Britain to keep 114 migrants on its Cyprus bases

Britain will keep on one of its sovereign bases in Cyprus 114 migrants who came ashore last week at Akrotiri RAF base, reinforcing Prime Minister David Cameron's statement that it will not allow its Cyprus bases to become a new route of migration into Britain.

A spokesman for the British Bases in Cyprus said the migrants were taken today by buses from the Akrotiri Base next to the southern city of Limassol to "a temporary transit facility" at Britain's second base at Dhekelia close to the city of Larnaca.

The spokesman said the base at Dhekelia will provide more suitable accommodation, as the Akrotiri air base is used by RAF Tornados for their daily sorties against Islamic State forces in northern Iraq.

"The UK government has been clear that it will not allow a new migrant route to open up to the UK," the spokesman said in a statement, intoning Cameron's words.

He said the migrants have been put up in lodgings outside the perimeter of the Dhekelia military base, which provides facilities catering to vulnerable persons such as children.

They will be hosted at separate facilities from those hosting 66 Iraqi and Syrian Kurds, who also arrived at RAF Akrotiri base back in 1998.

They have actually become stateless people.

Asked what next for the new migrants, the spokesperson said it depends on their asylum applications, adding that the authorities of the bases work closely together with Cypriot authorities.

"If they do not claim asylum, the SBA remains responsible for dealing with them. It's possible they could be returned to their place of origin. If they are granted asylum, they would be free to reside within the Republic of Cyprus," said the spokesman.

Officials from Cyprus's foreign ministry's crisis management centre work with the authorities of the bases to sort out the migrants, who are believed to be mostly Syrians and Palestinians.
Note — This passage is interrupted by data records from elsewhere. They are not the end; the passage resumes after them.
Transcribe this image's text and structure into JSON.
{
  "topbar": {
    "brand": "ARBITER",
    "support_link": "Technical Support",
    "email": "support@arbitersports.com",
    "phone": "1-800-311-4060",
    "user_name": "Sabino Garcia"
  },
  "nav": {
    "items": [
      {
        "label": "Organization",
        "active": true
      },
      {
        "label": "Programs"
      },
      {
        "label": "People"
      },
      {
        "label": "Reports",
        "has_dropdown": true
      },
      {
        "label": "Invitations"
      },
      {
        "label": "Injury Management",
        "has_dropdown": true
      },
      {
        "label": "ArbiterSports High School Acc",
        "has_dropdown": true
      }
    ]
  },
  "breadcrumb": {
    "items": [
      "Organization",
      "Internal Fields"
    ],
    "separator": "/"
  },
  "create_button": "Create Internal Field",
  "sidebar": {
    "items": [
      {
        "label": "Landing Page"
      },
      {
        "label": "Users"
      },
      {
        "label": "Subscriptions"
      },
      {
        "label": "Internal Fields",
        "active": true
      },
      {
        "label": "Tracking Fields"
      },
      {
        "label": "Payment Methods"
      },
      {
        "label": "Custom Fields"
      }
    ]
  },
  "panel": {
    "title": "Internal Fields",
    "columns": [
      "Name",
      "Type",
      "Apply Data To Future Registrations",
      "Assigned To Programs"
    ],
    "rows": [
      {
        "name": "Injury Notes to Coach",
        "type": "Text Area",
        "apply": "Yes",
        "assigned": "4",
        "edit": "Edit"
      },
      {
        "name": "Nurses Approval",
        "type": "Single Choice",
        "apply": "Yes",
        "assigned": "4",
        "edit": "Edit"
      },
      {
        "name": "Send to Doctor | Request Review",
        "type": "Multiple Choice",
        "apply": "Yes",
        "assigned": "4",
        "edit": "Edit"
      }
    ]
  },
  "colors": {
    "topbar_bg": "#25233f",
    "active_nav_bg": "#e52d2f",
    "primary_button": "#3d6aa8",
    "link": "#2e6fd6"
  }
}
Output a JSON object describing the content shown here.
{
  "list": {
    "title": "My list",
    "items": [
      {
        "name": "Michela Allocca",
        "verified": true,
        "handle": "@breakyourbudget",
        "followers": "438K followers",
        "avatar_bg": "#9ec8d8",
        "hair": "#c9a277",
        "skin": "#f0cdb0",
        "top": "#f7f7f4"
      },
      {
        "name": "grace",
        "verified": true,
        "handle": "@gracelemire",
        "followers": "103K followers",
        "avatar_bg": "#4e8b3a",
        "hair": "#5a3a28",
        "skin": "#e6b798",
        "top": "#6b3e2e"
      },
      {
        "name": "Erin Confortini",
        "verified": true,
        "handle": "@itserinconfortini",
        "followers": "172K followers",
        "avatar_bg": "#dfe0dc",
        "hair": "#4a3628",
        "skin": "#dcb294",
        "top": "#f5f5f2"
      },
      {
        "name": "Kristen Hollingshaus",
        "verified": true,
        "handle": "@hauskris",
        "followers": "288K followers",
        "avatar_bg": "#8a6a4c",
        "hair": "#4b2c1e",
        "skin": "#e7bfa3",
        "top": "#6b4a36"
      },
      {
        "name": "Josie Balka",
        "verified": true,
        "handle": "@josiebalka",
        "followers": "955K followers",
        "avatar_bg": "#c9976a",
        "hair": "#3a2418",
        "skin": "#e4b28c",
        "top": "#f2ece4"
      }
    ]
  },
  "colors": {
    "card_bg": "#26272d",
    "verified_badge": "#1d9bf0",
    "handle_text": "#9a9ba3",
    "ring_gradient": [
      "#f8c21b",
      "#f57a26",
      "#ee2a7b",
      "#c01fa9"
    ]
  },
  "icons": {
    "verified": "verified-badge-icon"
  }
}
Cyprus and Britain signed an agreement in 2003 providing for the handling of migrants arriving in the British bases, which though not marked by boundaries, are considered to be British sovereign soil.

  • But there are differing interpretations of the 2003 agreement.

Britain's Ministry of Defence insists the refugees are the responsibility of the Cypriot authorities.

  • But the United Nations High Commission for Refugees has said that under the terms of the agreement the UK is responsible for refugees arriving on its Cyprus bases.

Cyprus must grant asylum seekers arriving directly in the SBA free medical care, welfare benefits, the right to apply for a work permit and access to education.

The UK has an obligation to indemnify the Republic of Cyprus for the cost incurred.